Sifting through all of those reveals that between $650-800bn in extra IM was anticipated by ISDA as a result of the Uncleared Margin Rules:
Summarising the latest ISDA report in 3 bullets is pretty straight-forward this year:
- The survey covers 32 firms – 20 phase-one, five phase-two and seven phase-three entities (which is the same as in 2021).
- These 32 firms collected $325.8bn of Initial Margin in 2022.
- This is a 7% increase (+$22bn) on last year (2021 saw $304.1bn collected – see my previous blog here).
The chart nicely shows how the increase for uncleared initial margin slowed considerably in 2022. You would not have expected that given the background of market turmoil recently – Kwasi Kwarteng, US Rates anyone?
The Clarus chart above shows;
- Total Uncleared IM has now tripled, from $107bn to $326bn between 2017 and 2022.
- The increase from 2021 to 2022 was a the smallest increase on record!
- Recall that 2021 saw a huge jump, of $86bn in IM. 2022 saw just $22bn added for uncleared derivatives.
- The big jump in 2021 was due to the large increase in number of covered counterparties, with Bloomberg quoting 196 more “firms” (potentially covering more than one legal entity each) being covered as of September 2021.
- Clearly Phase Six firms did not have anywhere near the same impact on IM as Phase Five.
- This is despite the fact that around 775 firms may have been in-scope in September of last year:
However, please note that these figures will have been captured before the recalibration (higher!) to ISDA SIMM that occurred with v2.5. For more on that, and how CHARM is used by firms to analyse the effects of these calibration exercises, please see Amir’s earlier blog:
Total Initial Margin is now over $1.2Trn
A 7% increase (+$22bn) of uncleared margin being posted during 2022 sounds relatively palatable – particularly when we consider how many more firms are now in-scope.
However, this number needs to be put in context with what has happened in other product areas over the same time period. How did Initial Margin change in Cleared OTC Derivatives and in Exchange Traded Derivatives (futures)? Maybe the Uncleared Margin Rules are causing more counterparties to choose Cleared products (to enjoy more netting for example)?
CCPView provides all the data you could ever need on Initial Margin. Since 2016, CCPView shows the following:
- From 2021 to 2022, uncleared IM increased by $22bn to $326bn (+7%).
- Cleared IM increased by $60bn to $381bn (+19%).
- ETD IM increased by $24bn to $558bn (+4%).
- Total Initial Margin now stands $1.265Trn.
- The total IM in the market increased from $1,160bn in 2021 to $1,265bn in 2022, a total increase of $106bn (9%).
Putting further context on this, let’s look at how the relative portion of the IM burden has evolved:
- Uncleared IM made up 19% of the total IM burden back in 2017 when first introduced.
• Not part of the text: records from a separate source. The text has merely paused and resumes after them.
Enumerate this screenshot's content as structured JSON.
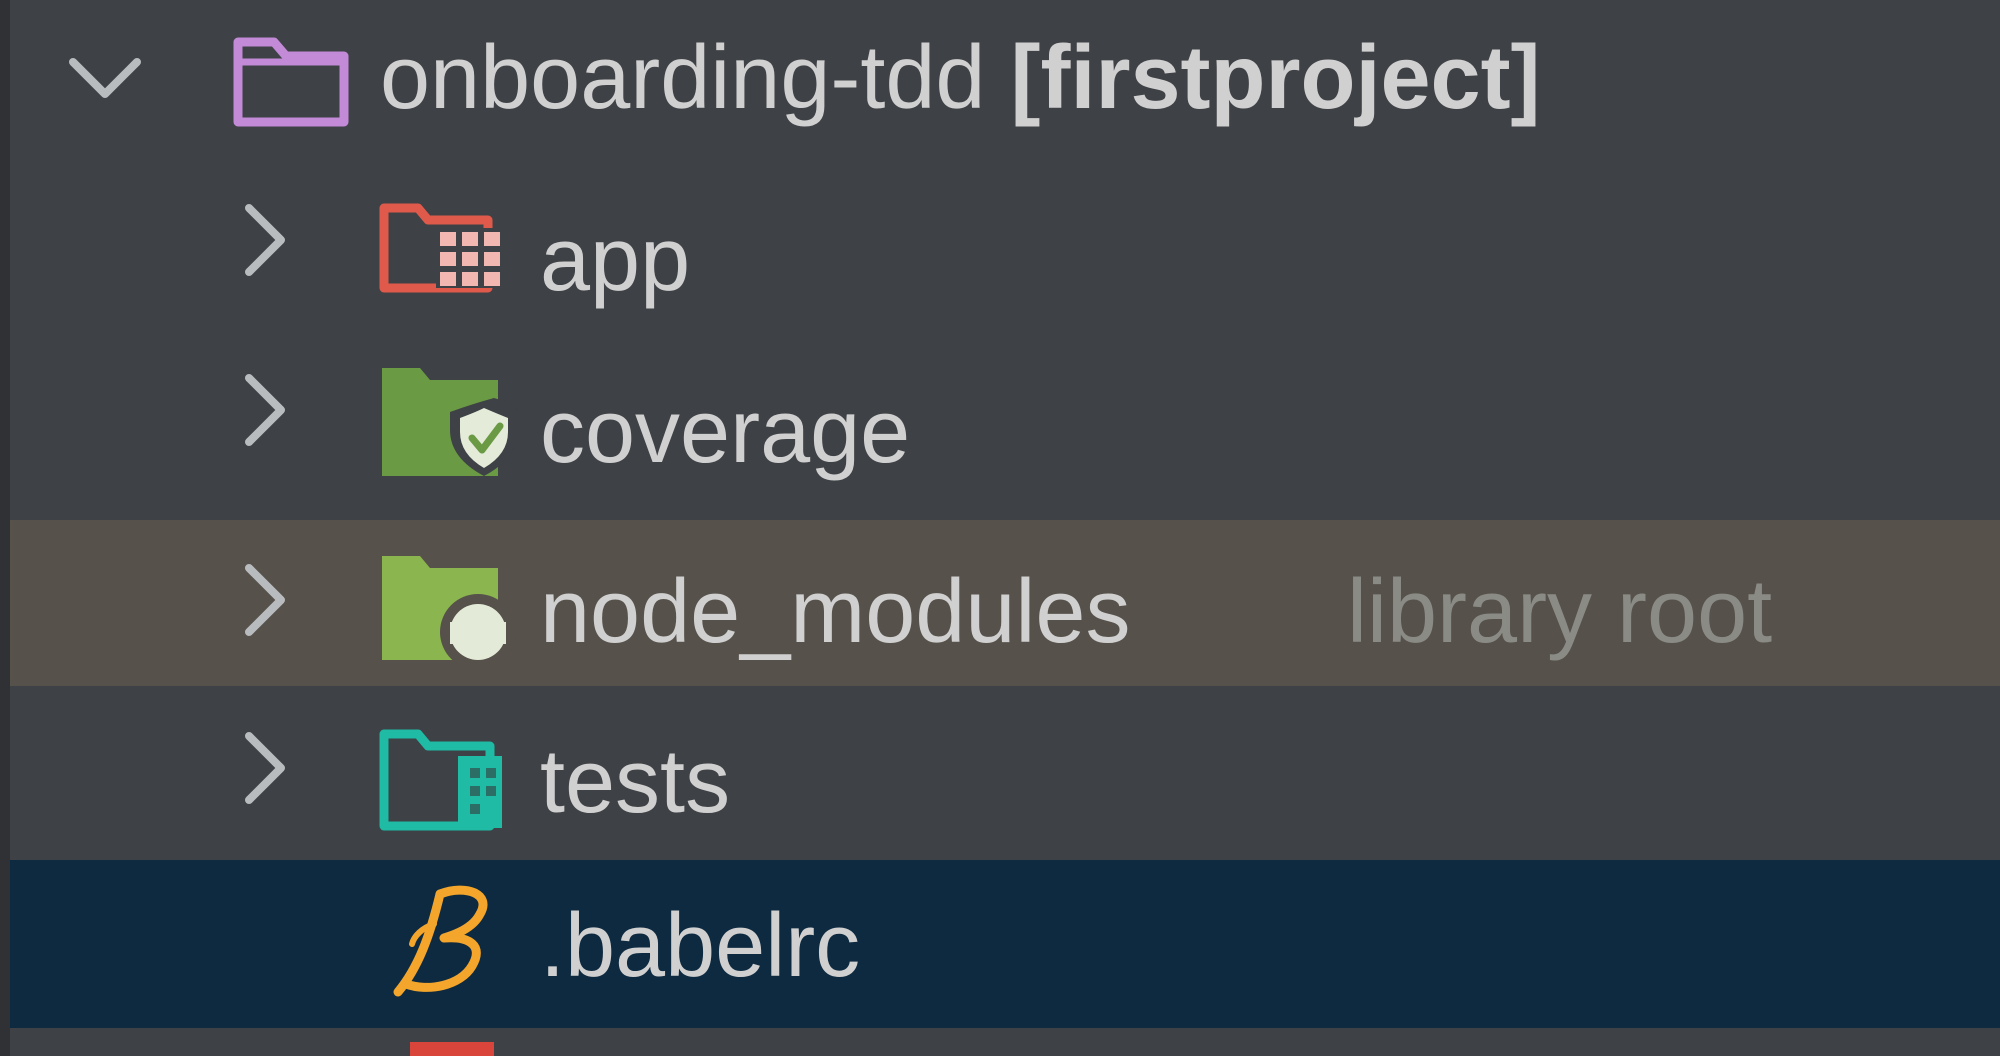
{
  "project_tree": {
    "root": {
      "name": "onboarding-tdd",
      "module": "[firstproject]",
      "expanded": true,
      "icon": "folder-icon"
    },
    "items": [
      {
        "label": "app",
        "icon": "app-folder-icon",
        "expanded": false
      },
      {
        "label": "coverage",
        "icon": "coverage-folder-icon",
        "expanded": false
      },
      {
        "label": "node_modules",
        "hint": "library root",
        "icon": "library-folder-icon",
        "expanded": false,
        "highlighted": true
      },
      {
        "label": "tests",
        "icon": "tests-folder-icon",
        "expanded": false
      },
      {
        "label": ".babelrc",
        "icon": "babel-icon",
        "selected": true
      }
    ]
  },
  "colors": {
    "background": "#3e4145",
    "highlight_row": "#56514a",
    "selected_row": "#0e2a40",
    "text": "#d0d0d0",
    "hint_text": "#8b8b86"
  }
}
- This has risen, and now rests at 26%.
- (26% of total IM doesn’t seem too bad, when we consider that 1,000+ legal entities are now being captured by the uncleared margin rules).
- Cleared OTC accounted for 31% in 2017 and remained at 30% in 2022.
- The share of IM posted versus Exchange Traded Derivatives (futures) has slowly decreased over time. It was at 50% in 2016 and has now decreased to 44% of the total.
Total Initial Margin
As stated earlier, we looked at the ISDA estimate of “$800bn” in IM, and thought maybe $650bn was more reasonable. As highlighted above, we should not only look at the amount of Uncleared IM. This is because the Uncleared Margin Rules are as much an economic mandate to clear as they are to generate more IM in uncleared markets. What we can say is that between Q4 2016 (when there was no bilateral IM) and end of 2022 the total IM collected by the derivatives industry has increased by $831bn:
- Total Initial Margin now stands at $1,265 billion.
- This has increased by $831bn since 2016.
- The biggest contributor to the increase in IM from 2021 to 2022 was Cleared OTC derivatives (+$60bn).
- Despite another 700+ firms being captured by Phase Six rules for Uncleared Derivatives, the increase in uncleared IM was relatively slight this year at $22bn (+7%).
- As IM has continued to increase, so has the cost of funding this Initial Margin as Rates have increased substantially.
- This suggests that optimisation will become increasingly necessary across the industry to manage IM costs.